Determining the Ideal Currency Pairs Forex Traders Should Trade

Many forex traders commit one of the biggest mistakes when they don’t know that deciding correctly what to trade and which direction is 90% of the battle to turn a profit. Sady, most traders focus on trying to master entry methods, not thinking that if they correctly pick what is going to up today, then the exact entry method they use will not make much difference to their trading results.

Not a Priority

Many traders are keen to start gaining lots of money. And the way to do this quickly is to trade using smaller timeframes, so they are told. People see that several currency pairs have lower spreads and decide they must pick such low-spread pairs to trade to save costs. One more common reasoning is that it makes sense to trade the most active currencies during traders’ preferred operation time. Furthermore, an argument states that every currency pair has ‘personality,’ and traders must get as much experience they could in trading some pairs to get to know them and trade more successfully.

The issue here is that they are far from being the most important consideration that should affect which currency pairs to trade.

Main Factor to Use

Let’s use an analogy to the gambling world to simplify the issue. For instance, a man goes into a casino to play a game that needs other people to risk money to give him a chance to make a profit – the wins will come from their losses.

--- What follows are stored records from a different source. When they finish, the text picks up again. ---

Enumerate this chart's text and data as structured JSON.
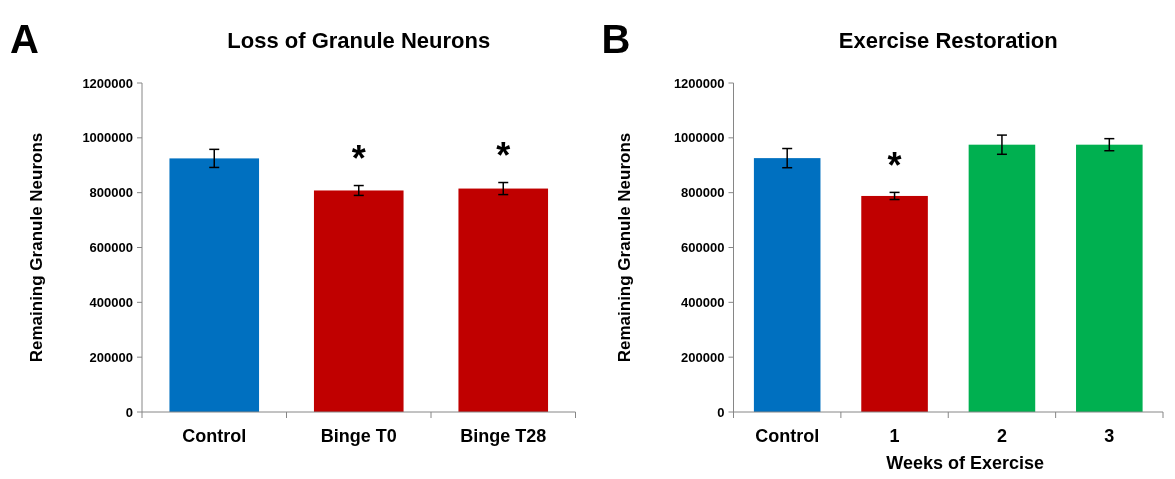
{
  "chart_data": [
    {
      "type": "bar",
      "title": "Loss of Granule Neurons",
      "ylabel": "Remaining Granule Neurons",
      "categories": [
        "Control",
        "Binge T0",
        "Binge T28"
      ],
      "values": [
        925000,
        808000,
        815000
      ],
      "colors": [
        "#0070c0",
        "#c00000",
        "#c00000"
      ],
      "errors": [
        33000,
        18000,
        22000
      ],
      "ylim": [
        0,
        1200000
      ],
      "yticks": [
        0,
        200000,
        400000,
        600000,
        800000,
        1000000,
        1200000
      ],
      "grid": false,
      "value_labels": [
        null,
        "*",
        "*"
      ],
      "annotations": [
        "A"
      ]
    },
    {
      "type": "bar",
      "title": "Exercise Restoration",
      "xlabel": "Weeks of Exercise",
      "ylabel": "Remaining Granule Neurons",
      "categories": [
        "Control",
        "1",
        "2",
        "3"
      ],
      "values": [
        926000,
        788000,
        975000,
        975000
      ],
      "colors": [
        "#0070c0",
        "#c00000",
        "#00b050",
        "#00b050"
      ],
      "errors": [
        35000,
        13000,
        35000,
        22000
      ],
      "ylim": [
        0,
        1200000
      ],
      "yticks": [
        0,
        200000,
        400000,
        600000,
        800000,
        1000000,
        1200000
      ],
      "grid": false,
      "value_labels": [
        null,
        "*",
        null,
        null
      ],
      "annotations": [
        "B"
      ]
    }
  ]
}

And this is an excellent comparison to the forex market that works the same way. 

So, the man goes to the busiest table, with most players and money on the table. Seeing that, why would forex be any different? Traders should be trading the ‘busiest’ currencies at any given time, be there where the action is. And a way to know that is to try reading the forex news to spot the most significant things currently happening in the market. 

Even if the forex is ‘over the counter,’ reliable statistics tell which currencies are traded the most – which currencies are exchanged in enormous volumes.

Narrowing the Field

As people discover that it is only worth watching some currency pairs, they will find it easier to know which ones to be trading any day. The process to use to answer this question in detail is: which of these currency pairs might have the most volatility? Traders need volatility because when the price does not move, how will they make any money? They must buy and sell at the widest price differentials they could find, to make the greatest profit. There are some ways to foresee where the market volatility might be.

Also, don’t forget to watch the economic calendar to know when the major central bank or most important economic data releases are set for the major currencies. Traders can see that if they are in a trade before those releases. And they could provide them with the volatility they need to make the trade a big winner or show where some volatility might appear.